Draper's a TV character -- on cable, no less -- so naturally he has more depth and credibility than the president of Liberty University's seminary.
Still, we are fascinated by reports that Ergun M. Caner, whose middle name may be Mehmet or Michael, depending upon which document he is signing, has built a career around the story that he was a teen-aged Jihadist, who converted to Christianity. Well, no. What fascinates us are the emerging reports that it's a big old tissue of lies.

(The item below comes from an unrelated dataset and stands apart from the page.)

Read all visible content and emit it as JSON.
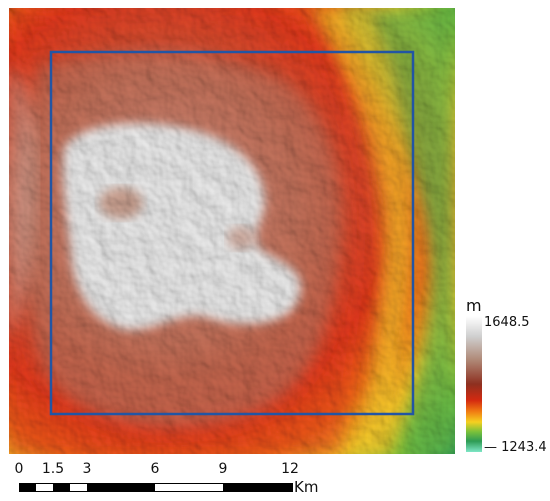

Caner's story -- the one he tells, not the one that appears to be true -- is the sort of radical "I once was blind but now I see" conversion tale beloved by the soi-disant "Evangelical" tradition. But if it is false, as it certainly appears to be, the story could do more than discredit Liberty University, a work of supererogation in any case. It could, just possibly, cause people to consider the likelihood that radical epiphanies are remembered and retold more frequently than they are in fact experienced. This, in turn, might lead to a reconsideration of the central myth of popular "evangelicalism," which is that authentic Christianity requires of everybody a Damascus Road experience, and it is never enough "merely" to have been baptized and raised in the faith.